This clinical trial studies the feasibility of implementing various adaptive training exercise programs to improve cardiorespiratory fitness in patients after receiving breast cancer treatment. Information from this study may help researchers better understand how to implement adaptive training interventions to improve cardiorespiratory fitness in patients after receiving breast cancer treatment.

Detailed Description

OUTLINE: Patients are randomized to the interventional groups or control group.

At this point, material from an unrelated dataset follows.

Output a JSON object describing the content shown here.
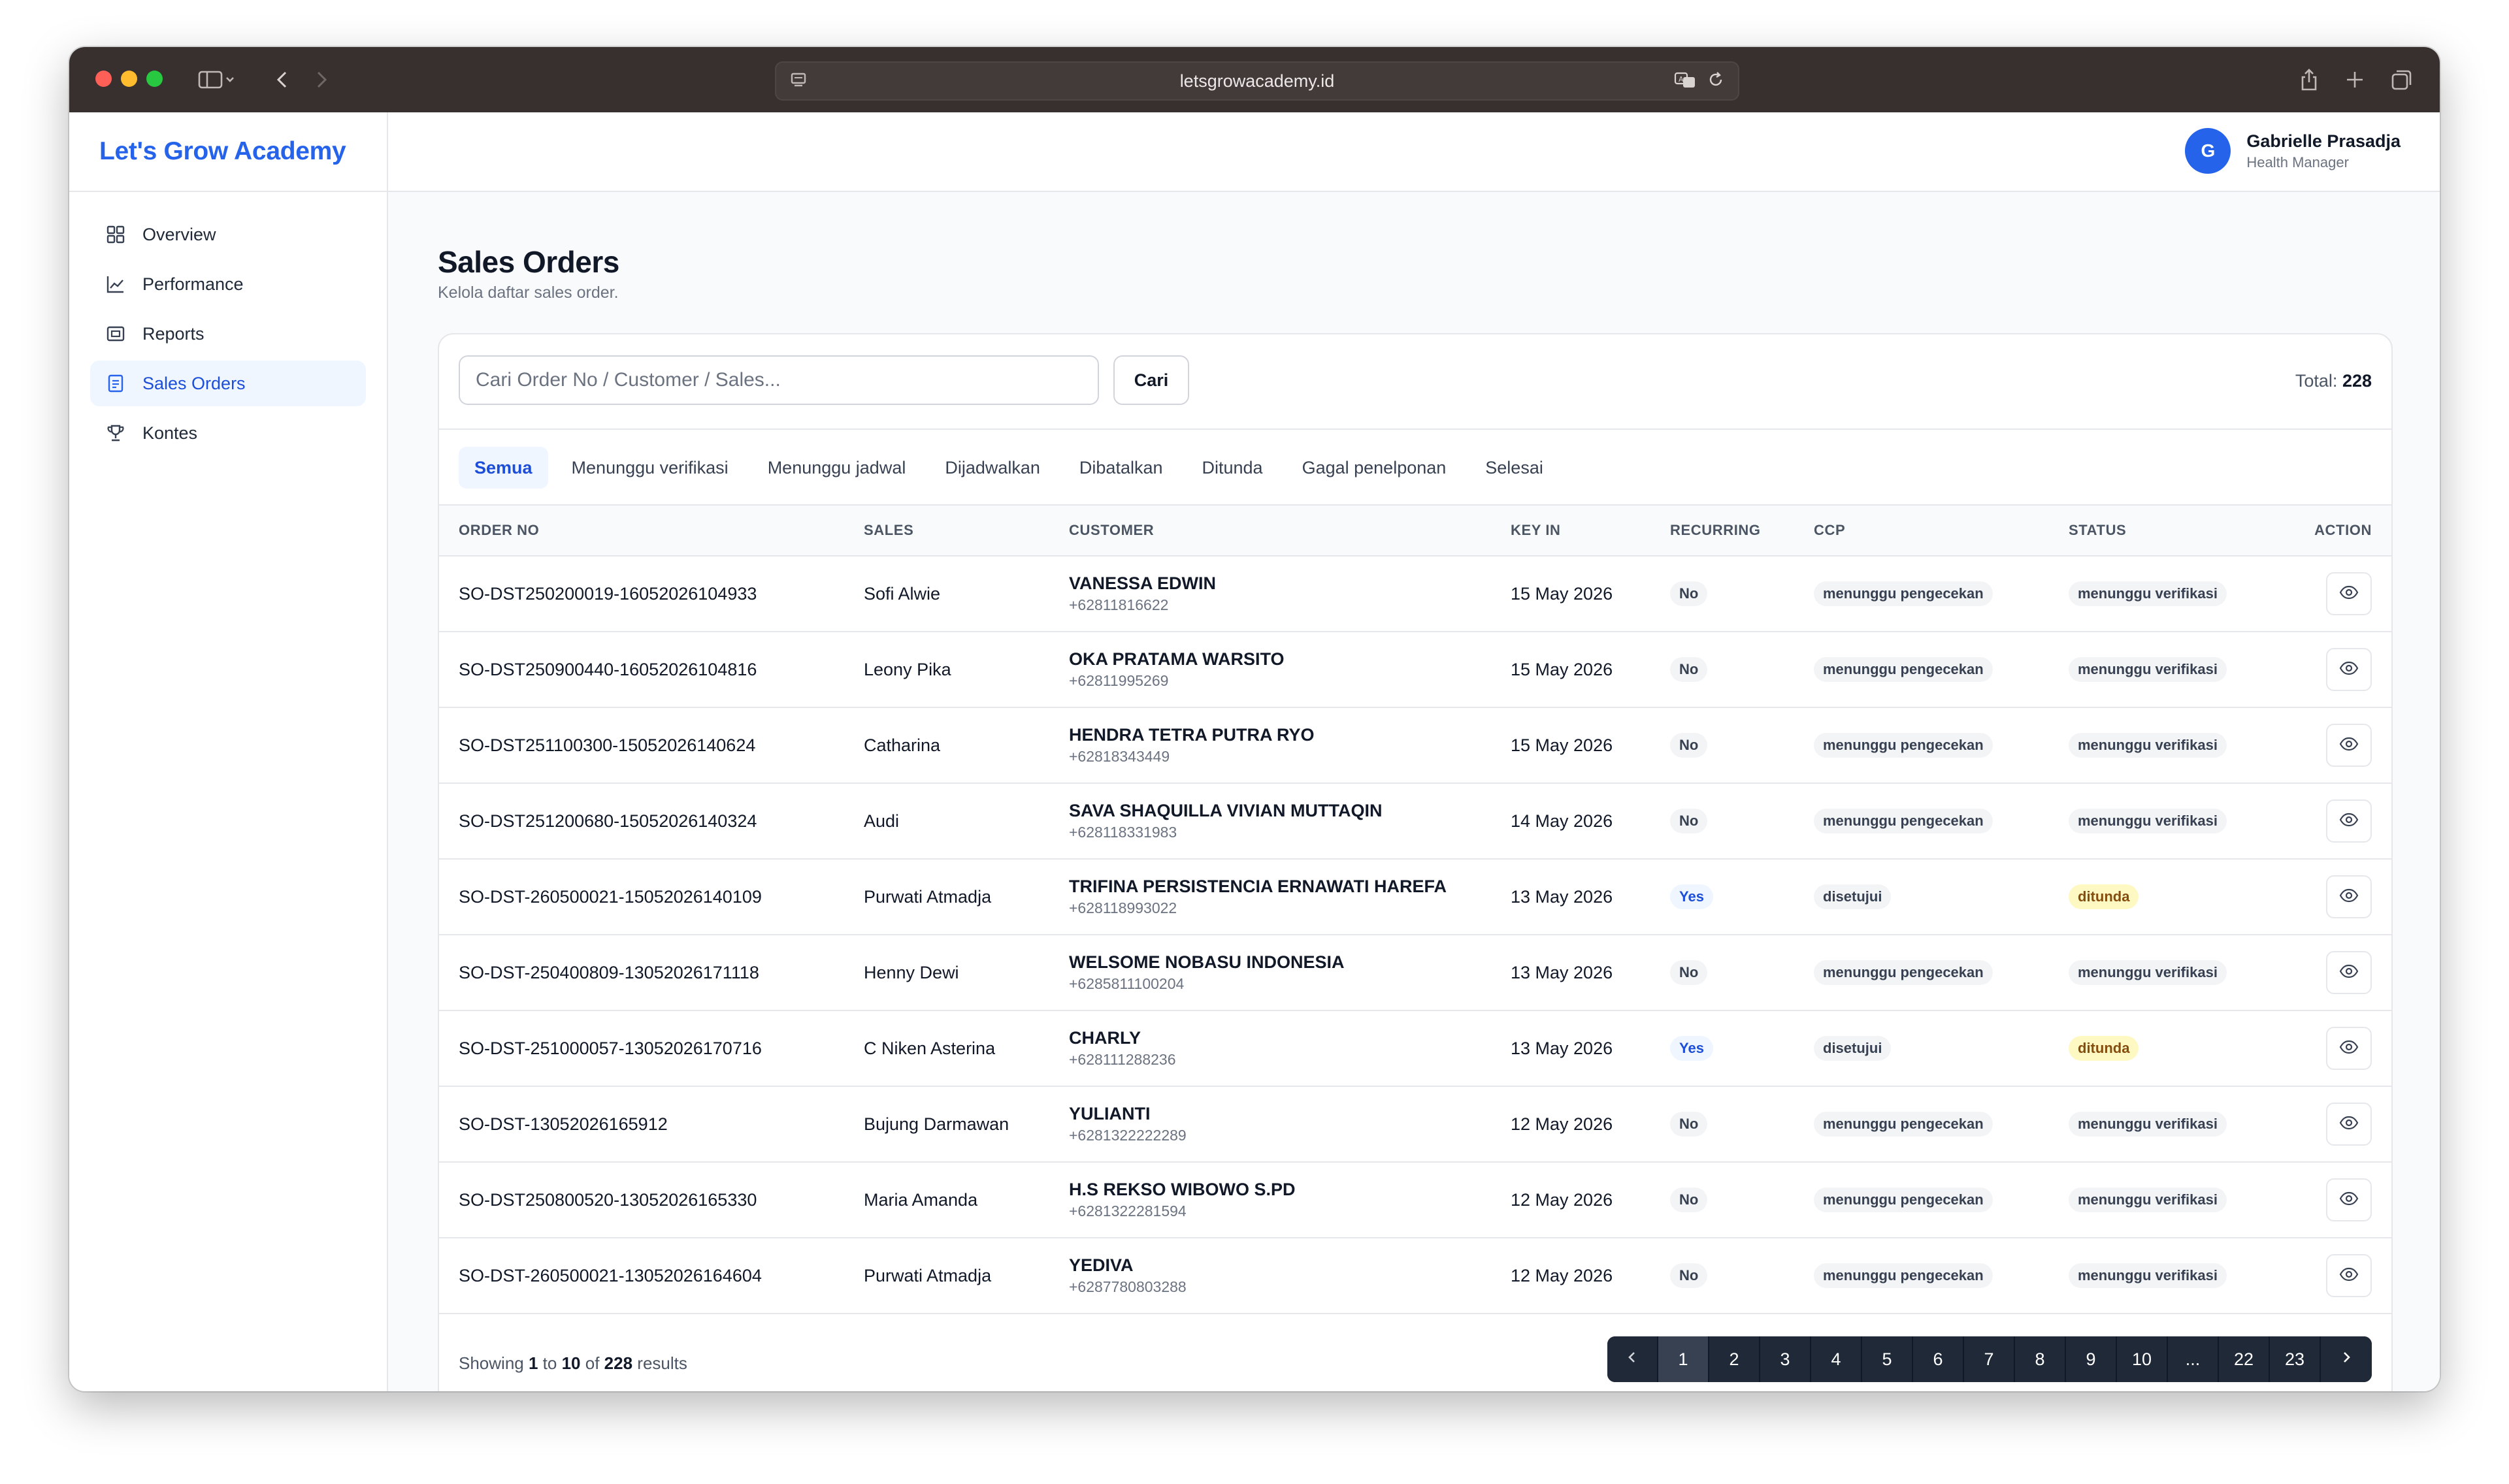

INTERVENTION GROUPS: Patients are randomized to 1 of 2 interventional arms.

ARM I: Patients participate in aerobic exercise (AE) sessions 3 times per week for 12 weeks. After 12-weeks, non-responders participate in combined AE and resistance exercise (RE) sessions for an additional 12 weeks, while responders continue participating in the AE sessions alone for an additional 12 weeks.

ARM II: Patients participate in RE sessions 3 times per week for 12 weeks. After 12-weeks, non-responders may participate in a further 12-weeks of combined AE and RE sessions, while responders continue participating in the RE sessions alone for an additional 12 weeks.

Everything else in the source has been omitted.